Authors:
(1) Arkadiy Saakyan, Columbia University ([email protected]);
(2) Shreyas Kulkarni, Columbia University;
(3) Tuhin Chakrabarty, Columbia University;
(4) Smaranda Muresan, Columbia University.
Editor’s note: this is part 2 of 6 of a study looking at how well large AI models handle figurative language. Read the rest below.
Table of Links
Textual entailment (MacCartney and Manning, 2008; Bowman et al., 2015) and visual entailment (Xie et al., 2019) tasks have been proposed to measure language and multimodal understanding. However, models trained to simply improve label accuracy on these data can be brittle and suffer from spurious correlations (Poliak et al., 2018; Gururangan et al., 2018; McCoy et al., 2019; Gardner et al., 2021). Datasets such as e-SNLI (Camburu et al., 2018) and e-SNLI-VE (Kayser et al., 2021) augment existing entailment datasets with natural language explanations and train models to not only predict the label, but also generate a textual explanation for the reason behind the prediction. Such approach has been further adopted for a variety of tasks, such as commonsense reasoning (Rajani et al., 2019; Aggarwal et al., 2021) and social norm understanding (CHWang et al., 2023) among others (Wiegreffe and Marasovic, 2021). This approach has been extended to assess LLMs’ capabilities on understanding figurative language through the FLUTE dataset (Chakrabarty et al., 2022). FLUTE frames figurative language understanding as an explainable textual entailment task. Recent progress in multimodal models (Li et al., 2022; Alayrac et al., 2022; OpenAI, 2023; Team et al., 2023; Liu et al., 2023b; Anthropic, 2024) prompts us to asses similar capabilities when extended to multimodal setting, testing the understanding of nonliteral meaning contained in both images and text. We present an equivalent of the FLUTE dataset for the visual modality: V-FLUTE.

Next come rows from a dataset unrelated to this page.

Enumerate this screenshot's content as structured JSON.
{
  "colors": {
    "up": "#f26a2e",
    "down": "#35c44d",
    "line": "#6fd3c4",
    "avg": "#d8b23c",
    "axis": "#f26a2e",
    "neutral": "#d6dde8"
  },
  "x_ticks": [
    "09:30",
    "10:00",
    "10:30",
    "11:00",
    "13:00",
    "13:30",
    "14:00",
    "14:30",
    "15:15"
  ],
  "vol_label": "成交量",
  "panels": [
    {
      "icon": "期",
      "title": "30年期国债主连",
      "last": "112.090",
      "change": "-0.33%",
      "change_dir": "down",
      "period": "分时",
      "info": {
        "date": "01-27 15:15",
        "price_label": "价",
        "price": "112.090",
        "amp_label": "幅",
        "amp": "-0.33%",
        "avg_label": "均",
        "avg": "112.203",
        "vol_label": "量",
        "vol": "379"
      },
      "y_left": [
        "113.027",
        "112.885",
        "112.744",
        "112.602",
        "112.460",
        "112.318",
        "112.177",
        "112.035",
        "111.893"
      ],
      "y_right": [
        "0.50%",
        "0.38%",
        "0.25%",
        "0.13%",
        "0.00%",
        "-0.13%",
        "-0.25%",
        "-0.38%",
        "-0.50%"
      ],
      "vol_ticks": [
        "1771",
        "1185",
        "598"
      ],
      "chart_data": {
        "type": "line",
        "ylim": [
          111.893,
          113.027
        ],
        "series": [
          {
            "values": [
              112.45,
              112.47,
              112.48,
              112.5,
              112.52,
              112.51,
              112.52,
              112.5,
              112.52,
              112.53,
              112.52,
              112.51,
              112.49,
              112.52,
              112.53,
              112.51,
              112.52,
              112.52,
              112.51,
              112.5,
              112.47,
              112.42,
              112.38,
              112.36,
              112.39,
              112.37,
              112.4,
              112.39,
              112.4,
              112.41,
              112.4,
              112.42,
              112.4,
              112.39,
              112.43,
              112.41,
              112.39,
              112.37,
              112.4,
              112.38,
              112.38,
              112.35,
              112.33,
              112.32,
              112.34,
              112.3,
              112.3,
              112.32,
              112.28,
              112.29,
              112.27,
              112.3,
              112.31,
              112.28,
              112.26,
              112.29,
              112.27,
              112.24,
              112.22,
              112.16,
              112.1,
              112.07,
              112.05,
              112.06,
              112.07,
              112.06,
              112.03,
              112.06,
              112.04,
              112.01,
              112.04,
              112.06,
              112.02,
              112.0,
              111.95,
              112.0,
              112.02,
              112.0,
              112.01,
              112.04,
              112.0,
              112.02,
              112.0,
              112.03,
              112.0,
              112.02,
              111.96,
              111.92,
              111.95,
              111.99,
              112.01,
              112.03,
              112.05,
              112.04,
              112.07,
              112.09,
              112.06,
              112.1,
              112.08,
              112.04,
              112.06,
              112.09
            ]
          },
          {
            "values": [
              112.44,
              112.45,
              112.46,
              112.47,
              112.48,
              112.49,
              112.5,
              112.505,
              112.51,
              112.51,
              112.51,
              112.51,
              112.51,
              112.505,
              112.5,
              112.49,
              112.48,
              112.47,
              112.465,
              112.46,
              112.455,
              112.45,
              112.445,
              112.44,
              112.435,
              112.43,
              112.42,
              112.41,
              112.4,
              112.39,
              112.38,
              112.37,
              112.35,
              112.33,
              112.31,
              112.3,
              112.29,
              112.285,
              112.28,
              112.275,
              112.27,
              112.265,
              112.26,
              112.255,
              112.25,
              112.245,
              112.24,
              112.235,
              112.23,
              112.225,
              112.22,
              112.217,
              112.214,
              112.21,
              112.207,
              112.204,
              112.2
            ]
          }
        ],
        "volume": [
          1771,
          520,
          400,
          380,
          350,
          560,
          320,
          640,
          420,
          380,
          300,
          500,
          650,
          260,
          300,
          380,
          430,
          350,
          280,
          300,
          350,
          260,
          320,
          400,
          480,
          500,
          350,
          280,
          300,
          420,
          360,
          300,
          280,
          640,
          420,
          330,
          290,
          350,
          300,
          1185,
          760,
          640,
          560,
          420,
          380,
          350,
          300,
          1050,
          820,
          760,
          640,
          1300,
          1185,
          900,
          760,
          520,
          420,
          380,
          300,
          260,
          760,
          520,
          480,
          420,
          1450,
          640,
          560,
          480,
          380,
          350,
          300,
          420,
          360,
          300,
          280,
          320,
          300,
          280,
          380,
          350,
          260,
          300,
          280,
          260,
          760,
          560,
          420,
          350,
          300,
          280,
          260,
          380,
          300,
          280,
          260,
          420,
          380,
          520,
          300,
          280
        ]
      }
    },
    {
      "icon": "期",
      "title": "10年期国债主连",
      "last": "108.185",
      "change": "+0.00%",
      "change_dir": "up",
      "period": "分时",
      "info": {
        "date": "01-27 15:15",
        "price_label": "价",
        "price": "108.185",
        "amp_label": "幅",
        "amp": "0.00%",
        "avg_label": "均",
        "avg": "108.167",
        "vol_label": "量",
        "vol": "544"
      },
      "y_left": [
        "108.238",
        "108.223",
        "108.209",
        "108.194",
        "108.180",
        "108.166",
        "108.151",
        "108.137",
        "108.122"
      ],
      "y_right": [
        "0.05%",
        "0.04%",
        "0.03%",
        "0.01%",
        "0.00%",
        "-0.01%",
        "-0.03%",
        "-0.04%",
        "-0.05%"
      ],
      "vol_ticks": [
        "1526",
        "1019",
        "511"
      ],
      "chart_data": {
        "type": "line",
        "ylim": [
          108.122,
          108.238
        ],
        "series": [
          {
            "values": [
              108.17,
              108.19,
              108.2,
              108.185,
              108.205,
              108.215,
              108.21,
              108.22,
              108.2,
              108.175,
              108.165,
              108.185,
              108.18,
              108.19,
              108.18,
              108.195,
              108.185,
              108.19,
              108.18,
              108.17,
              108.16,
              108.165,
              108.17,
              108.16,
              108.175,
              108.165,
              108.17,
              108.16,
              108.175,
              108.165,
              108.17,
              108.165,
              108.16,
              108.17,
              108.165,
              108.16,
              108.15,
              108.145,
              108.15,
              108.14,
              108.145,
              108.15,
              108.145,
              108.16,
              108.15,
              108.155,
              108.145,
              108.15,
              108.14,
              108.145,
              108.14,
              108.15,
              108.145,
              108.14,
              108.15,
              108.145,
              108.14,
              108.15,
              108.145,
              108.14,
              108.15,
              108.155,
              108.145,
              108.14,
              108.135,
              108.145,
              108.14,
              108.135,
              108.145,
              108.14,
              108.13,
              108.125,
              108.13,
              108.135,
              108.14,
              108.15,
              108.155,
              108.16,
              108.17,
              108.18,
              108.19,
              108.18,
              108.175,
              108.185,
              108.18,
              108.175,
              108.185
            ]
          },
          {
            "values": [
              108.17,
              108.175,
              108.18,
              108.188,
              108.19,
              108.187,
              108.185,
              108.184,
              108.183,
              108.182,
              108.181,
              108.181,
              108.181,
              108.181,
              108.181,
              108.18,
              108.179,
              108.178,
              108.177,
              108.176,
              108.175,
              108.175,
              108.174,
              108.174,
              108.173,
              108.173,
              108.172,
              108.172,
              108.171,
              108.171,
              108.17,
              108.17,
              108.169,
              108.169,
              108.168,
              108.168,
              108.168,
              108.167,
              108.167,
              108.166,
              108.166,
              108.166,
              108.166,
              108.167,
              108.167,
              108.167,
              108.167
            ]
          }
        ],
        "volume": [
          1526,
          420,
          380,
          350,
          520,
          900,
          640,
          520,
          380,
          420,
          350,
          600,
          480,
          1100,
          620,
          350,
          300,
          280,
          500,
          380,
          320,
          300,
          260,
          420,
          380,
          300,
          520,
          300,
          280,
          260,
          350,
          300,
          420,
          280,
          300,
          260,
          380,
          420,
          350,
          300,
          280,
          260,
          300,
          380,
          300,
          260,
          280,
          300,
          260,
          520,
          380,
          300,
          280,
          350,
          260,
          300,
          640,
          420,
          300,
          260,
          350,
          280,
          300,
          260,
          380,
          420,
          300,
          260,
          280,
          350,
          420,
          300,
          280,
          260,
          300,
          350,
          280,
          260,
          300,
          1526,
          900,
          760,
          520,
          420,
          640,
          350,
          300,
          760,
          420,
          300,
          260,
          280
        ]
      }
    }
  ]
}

A number of previous works has focused on modeling figurative phenomena beyond text. Chakrabarty et al. (2023) use a human-AI collaboration framework to generate visual metaphors from linguistic metaphors (HAIVMet dataset) and propose a visual entailment task as an extrinsic evaluation of dataset quality. The dataset contains images, claims, and labels, but no textual explanations. Yosef et al. (2023) proposed a benchmark (IRFL) where given an idiom, metaphor, or simile the model has to distinguish which of the four associated images implies the figurative meaning of the expression. This dataset focuses on the figurative meaning in the textual modality and does not contain textual explanations. There has also been work on understanding multimodal sarcasm with explanations (Desai et al., 2022), mostly containing noisy user-generated text and crowdworkerwritten explanations. Other line of work has focused on understanding humor with multimodal models. MemeCap (Hwang and Shwartz, 2023) is a dataset for understanding memes. Hessel et al. (2023) release a corpus of annotated New Yorker Caption Contest entries, where the goal is to come
up with a humorous captions for an image, with high-quality explanations for why the caption is humorous. The dataset is relatively limited in size containing only 520 unique instances in its training set. We leverage all these benchmarks to build V-FLUTE.